Assuming that people who marry heterosexually are almost always heterosexual - especially in a country where homosexuality carries little stigma, and gay marriage is legal - and people who marry homosexually can be presumed to be homosexual, the study's findings offer intriguing evidence about family factors separating homosexual from heterosexual persons.

The following are findings from this new data:

-Men who marry homosexually are more likely to have been raised in a family with unstable parental relationships - particularly, absent or unknown fathers and divorced parents.

-Findings on women who marry homosexually were less pronounced, but were still associated with a childhood marked by a broken family. The rates of same-sex marriage "were elevated among women who experienced maternal death during adolescence, women with short duration of parental marriage, and women with long duration of mother-absent cohabitation with father."

-Men and women with "unknown fathers" were significantly less likely to marry a person of the opposite sex than were their peers with known fathers.

-Men who experienced parental death during childhood or adolescence "had significantly lower heterosexual marriage rates than peers whose parents were both alive on their 18th birthday. The younger the age of the father's death, the lower was the likelihood of heterosexual marriage."

-"The shorter the duration of parental marriage, the higher was the likelihood of homosexual marriage...homosexual marriage rates were 36% and 26% higher among men and women, respectively, who experienced parental divorce after less than six years of marriage, than among peers whose parents remained married for all 18 years of childhood and adolescence."

-"Men whose parents divorced before their 6th birthday were 39% more likely to marry homosexually than peers from intact parental marriages."

-"Men whose cohabitation with both parents ended before age 18 years had significantly (55% -76%) higher rates of homosexual marriage than men who cohabited with both parents until 18 years."

-The mother's age was directly linked to the likelihood of homosexual marriage among men - the older the mother, the more likely her son was to marry another man.
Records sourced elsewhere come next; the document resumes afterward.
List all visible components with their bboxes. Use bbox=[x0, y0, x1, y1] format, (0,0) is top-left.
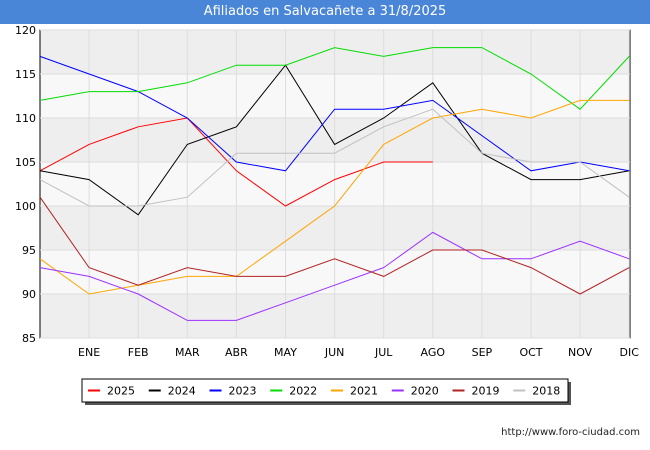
y-tick-label: 85 bbox=[22, 332, 36, 345]
y-tick-label: 100 bbox=[15, 200, 36, 213]
series-line-2020 bbox=[39, 231, 630, 321]
x-tick-label: ENE bbox=[78, 346, 100, 359]
legend-box bbox=[81, 378, 569, 403]
legend-label-2018: 2018 bbox=[532, 385, 560, 398]
x-tick-label: SEP bbox=[472, 346, 493, 359]
chart-title: Afiliados en Salvacañete a 31/8/2025 bbox=[0, 0, 650, 24]
y-tick-label: 95 bbox=[22, 244, 36, 257]
series-line-2022 bbox=[39, 47, 630, 110]
legend-label-2025: 2025 bbox=[107, 385, 135, 398]
y-tick-label: 115 bbox=[15, 68, 36, 81]
x-tick-label: JUL bbox=[374, 346, 393, 359]
series-line-2018 bbox=[39, 108, 630, 207]
legend-label-2021: 2021 bbox=[350, 385, 378, 398]
x-tick-label: NOV bbox=[568, 346, 593, 359]
footer-url: http://www.foro-ciudad.com bbox=[501, 427, 640, 438]
legend-label-2022: 2022 bbox=[289, 385, 317, 398]
legend-label-2023: 2023 bbox=[229, 385, 257, 398]
x-tick-label: AGO bbox=[421, 346, 446, 359]
legend-label-2024: 2024 bbox=[168, 385, 196, 398]
series-line-2019 bbox=[39, 196, 630, 295]
x-tick-label: MAR bbox=[175, 346, 200, 359]
series-line-2024 bbox=[39, 64, 630, 216]
x-tick-label: JUN bbox=[324, 346, 345, 359]
y-tick-label: 90 bbox=[22, 288, 36, 301]
y-tick-label: 110 bbox=[15, 112, 36, 125]
x-tick-label: DIC bbox=[619, 346, 639, 359]
legend-label-2020: 2020 bbox=[411, 385, 439, 398]
legend-label-2019: 2019 bbox=[472, 385, 500, 398]
x-tick-label: MAY bbox=[274, 346, 297, 359]
x-tick-label: ABR bbox=[225, 346, 248, 359]
y-tick-label: 105 bbox=[15, 156, 36, 169]
x-tick-label: FEB bbox=[128, 346, 149, 359]
series-line-2025 bbox=[39, 117, 433, 207]
y-tick-label: 120 bbox=[15, 24, 36, 37]
x-tick-label: OCT bbox=[519, 346, 542, 359]
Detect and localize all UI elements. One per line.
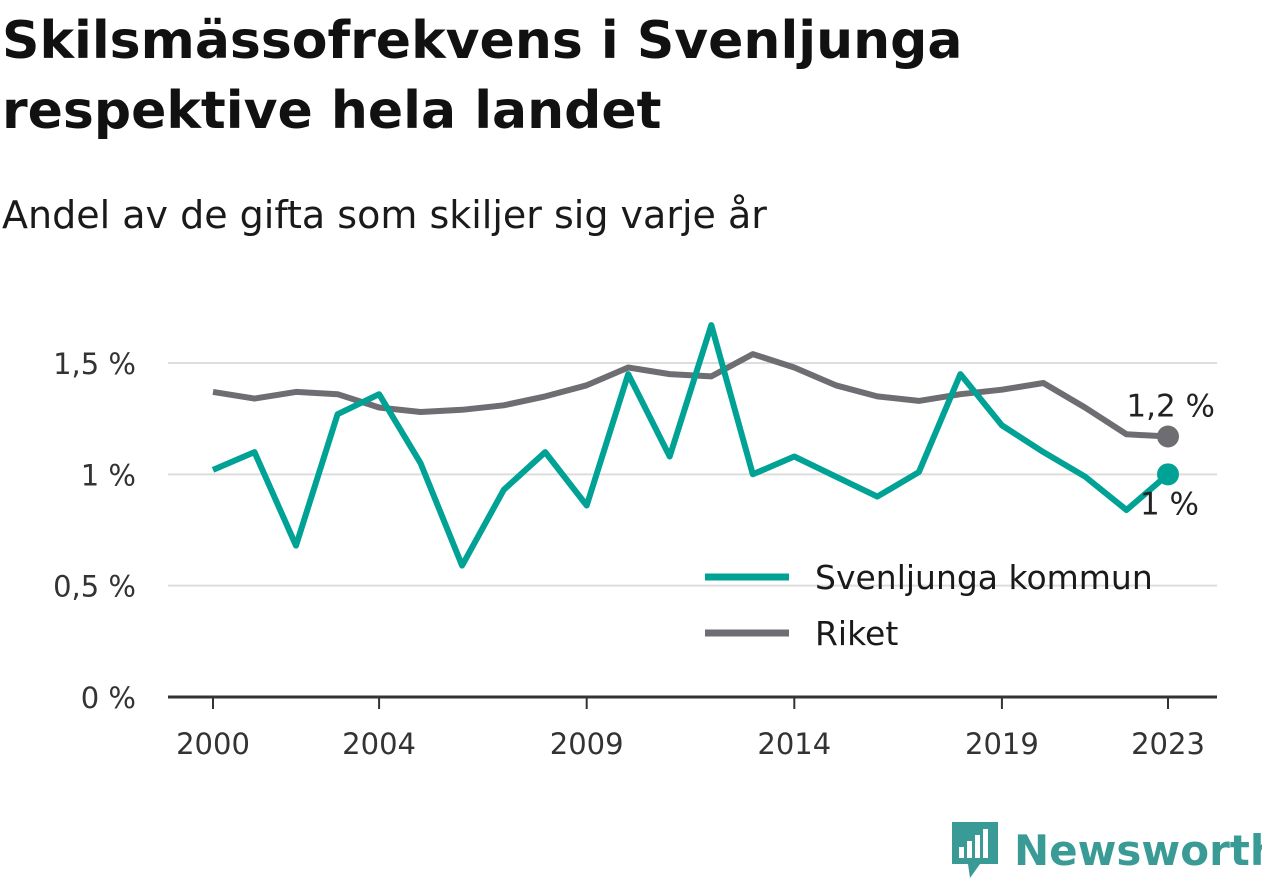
y-axis-ticks: 0 % 0,5 % 1 % 1,5 % (53, 347, 136, 715)
x-tick-label: 2019 (965, 727, 1039, 761)
grid-lines (168, 362, 1217, 587)
chart-title: Skilsmässofrekvens i Svenljunga respekti… (2, 11, 963, 141)
newsworthy-brand: Newsworthy (950, 820, 1262, 880)
end-labels: 1,2 % 1 % (1126, 388, 1215, 522)
x-tick-label: 2023 (1131, 727, 1205, 761)
legend: Svenljunga kommun Riket (705, 558, 1153, 653)
newsworthy-logo-icon (952, 822, 998, 878)
brand-name: Newsworthy (1014, 825, 1262, 875)
x-axis-ticks: 2000 2004 2009 2014 2019 2023 (176, 697, 1205, 761)
chart-subtitle: Andel av de gifta som skiljer sig varje … (2, 193, 767, 237)
legend-label-svenljunga: Svenljunga kommun (815, 558, 1153, 597)
x-tick-label: 2009 (550, 727, 624, 761)
y-tick-label: 0 % (81, 681, 136, 715)
series-lines (211, 322, 1179, 569)
x-tick-label: 2014 (757, 727, 831, 761)
series-line-riket (212, 351, 1169, 440)
x-tick-label: 2000 (176, 727, 250, 761)
series-line-svenljunga (211, 322, 1170, 569)
y-tick-label: 0,5 % (53, 570, 136, 604)
y-tick-label: 1 % (81, 458, 136, 492)
end-label-riket: 1,2 % (1126, 388, 1215, 424)
end-marker-riket (1157, 425, 1179, 448)
end-marker-svenljunga (1157, 463, 1179, 486)
x-tick-label: 2004 (342, 727, 416, 761)
end-label-svenljunga: 1 % (1140, 486, 1199, 522)
y-tick-label: 1,5 % (53, 347, 136, 381)
legend-label-riket: Riket (815, 614, 898, 653)
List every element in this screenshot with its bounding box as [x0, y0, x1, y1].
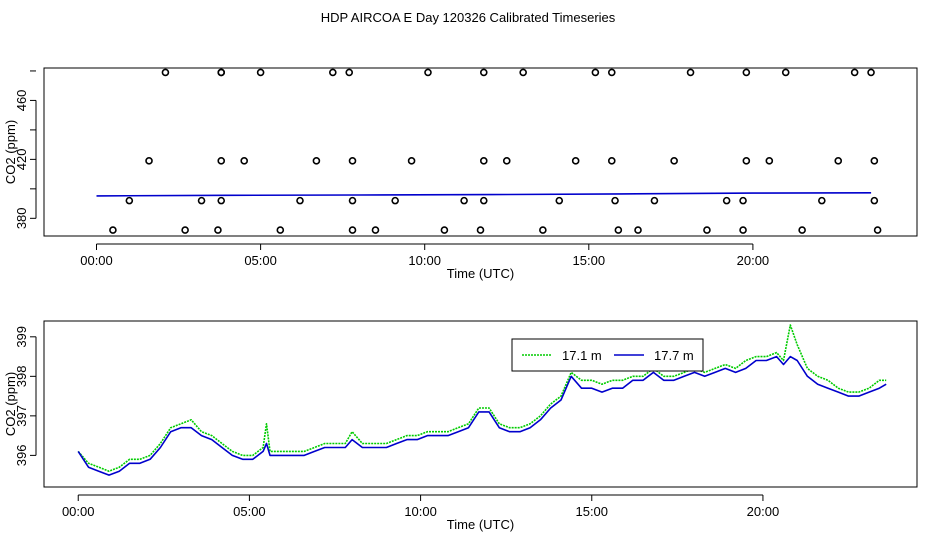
data-point	[391, 196, 399, 205]
data-point	[214, 226, 222, 234]
y-tick-label: 420	[14, 149, 29, 171]
y-tick-label: 399	[14, 326, 29, 348]
series-line-2	[96, 192, 872, 197]
x-tick-label: 10:00	[404, 504, 437, 519]
data-point	[256, 68, 265, 77]
data-point	[460, 196, 468, 205]
data-point	[479, 157, 488, 165]
data-point	[607, 157, 616, 165]
data-point	[276, 226, 285, 234]
x-tick-label: 20:00	[737, 253, 770, 268]
data-point	[440, 226, 449, 234]
x-axis-label: Time (UTC)	[447, 266, 514, 281]
data-point	[818, 196, 826, 205]
data-point	[607, 68, 616, 77]
data-point	[634, 226, 642, 234]
data-point	[348, 226, 357, 234]
x-tick-label: 10:00	[408, 253, 441, 268]
data-point	[312, 157, 321, 165]
data-point	[670, 157, 678, 165]
data-point	[742, 68, 751, 77]
x-axis-label: Time (UTC)	[447, 517, 514, 532]
data-point	[476, 226, 485, 234]
data-point	[479, 68, 488, 77]
data-point	[217, 157, 226, 165]
x-tick-label: 20:00	[747, 504, 780, 519]
data-point	[870, 157, 879, 165]
data-point	[611, 196, 619, 205]
data-point	[296, 196, 304, 205]
y-tick-label: 380	[14, 207, 29, 229]
data-point	[722, 196, 731, 205]
data-point	[161, 68, 170, 77]
data-point	[555, 196, 564, 205]
data-point	[650, 196, 659, 205]
data-point	[109, 226, 117, 234]
data-point	[329, 68, 337, 77]
x-tick-label: 15:00	[575, 504, 608, 519]
data-point	[145, 157, 153, 165]
data-point	[867, 68, 875, 77]
plot-frame	[43, 67, 918, 237]
y-tick-label: 460	[14, 90, 29, 112]
data-point	[870, 196, 879, 205]
data-point	[686, 68, 695, 77]
data-point	[742, 157, 751, 165]
series-line-2	[77, 355, 887, 476]
data-point	[371, 226, 380, 234]
data-point	[519, 68, 527, 77]
data-point	[539, 226, 547, 234]
data-point	[502, 157, 511, 165]
data-point	[217, 68, 226, 77]
data-point	[614, 226, 623, 234]
data-point	[217, 196, 226, 205]
data-point	[240, 157, 248, 165]
y-axis-label: CO2 (ppm)	[3, 120, 18, 184]
data-point	[348, 196, 357, 205]
figure-title: HDP AIRCOA E Day 120326 Calibrated Times…	[320, 10, 616, 25]
data-point	[765, 157, 774, 165]
y-tick-label: 398	[14, 365, 29, 387]
data-point	[424, 68, 432, 77]
y-tick-label: 396	[14, 445, 29, 467]
legend-label: 17.1 m	[562, 348, 602, 363]
data-point	[703, 226, 711, 234]
data-point	[739, 196, 747, 205]
y-tick-label: 397	[14, 405, 29, 427]
data-point	[479, 196, 488, 205]
plot-frame	[43, 320, 918, 488]
data-point	[181, 226, 189, 234]
data-point	[197, 196, 206, 205]
data-point	[571, 157, 580, 165]
legend-label: 17.7 m	[654, 348, 694, 363]
y-axis-label: CO2 (ppm)	[3, 372, 18, 436]
data-point	[348, 157, 357, 165]
series-line-1	[77, 324, 887, 472]
data-point	[345, 68, 354, 77]
data-point	[125, 196, 134, 205]
x-tick-label: 15:00	[573, 253, 606, 268]
chart-panel-2: 00:00 05:00 10:00 15:00 20:00 Time (UTC) 396 39…	[3, 320, 918, 532]
data-point	[739, 226, 747, 234]
x-tick-label: 00:00	[80, 253, 113, 268]
x-tick-label: 05:00	[233, 504, 266, 519]
x-tick-label: 05:00	[244, 253, 277, 268]
data-point	[798, 226, 806, 234]
data-point	[850, 68, 859, 77]
data-point	[873, 226, 882, 234]
data-point	[407, 157, 416, 165]
data-point	[591, 68, 600, 77]
x-tick-label: 00:00	[62, 504, 95, 519]
data-point	[781, 68, 790, 77]
data-point	[834, 157, 843, 165]
chart-panel-1: 00:00 05:00 10:00 15:00 20:00 Time (UTC) 380 42…	[3, 67, 918, 281]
Also, "only children" were more likely to be homosexual.

-Persons born in large cities were significantly more likely to marry a same-sex partner - suggesting that cultural factors might also affect the development of sexual orientation.

"Whatever ingredients determine a person's sexual preferences and marital choices," conclude the study's authors, "our population-based study shows that parental interactions are important."

("Childhood Family Correlates of Heterosexual and Homosexual Marriages: A National Cohort Study of Two Million Danes," by Morten Frisch and Anders Hviid, Archives of Sexual Behavior Oct 13, 2006; [E-publication ahead of print])

For what it's worth...
 
In particular, the court determined that the voters had effectively voted to create an exception to the state's equal protection clause on the specific subject of homosexual marriage.

Yeah, the issue has been raised about whether this is really a political issue or a legal one. Mixed in have been a bunch of opinions about what is "right." To quote the California Supreme Court in an excerpt from the opinion in the Strauss case:

"[O]ur task in the present proceeding is not to determine whether the provision at issue is wise or sound as a matter of policy or whether we, as individuals, believe it should be a part of the California Constitution. Regardless of our views as individuals on this question of policy, we recognize as judges and as a court our responsibility to confine our consideration to a determination of the constitutional validity and legal effect of the measure in question. It bears emphasis in this regard that our role is limited to interpreting and applying the principles and rules embodied in the California Constitution, setting aside our own personal beliefs and values."

Two questions:

1. Have you actually read the opinion?

2. Have you thought about what I'm telling you at all in light of how the opinion is actually textually structured (i.e. page 54-108 are titled "Findings of Fact" while pages 109-134 are titled "Conclusions of Law")?

No, I haven't, and I have no current intention of readin 136 pages about this.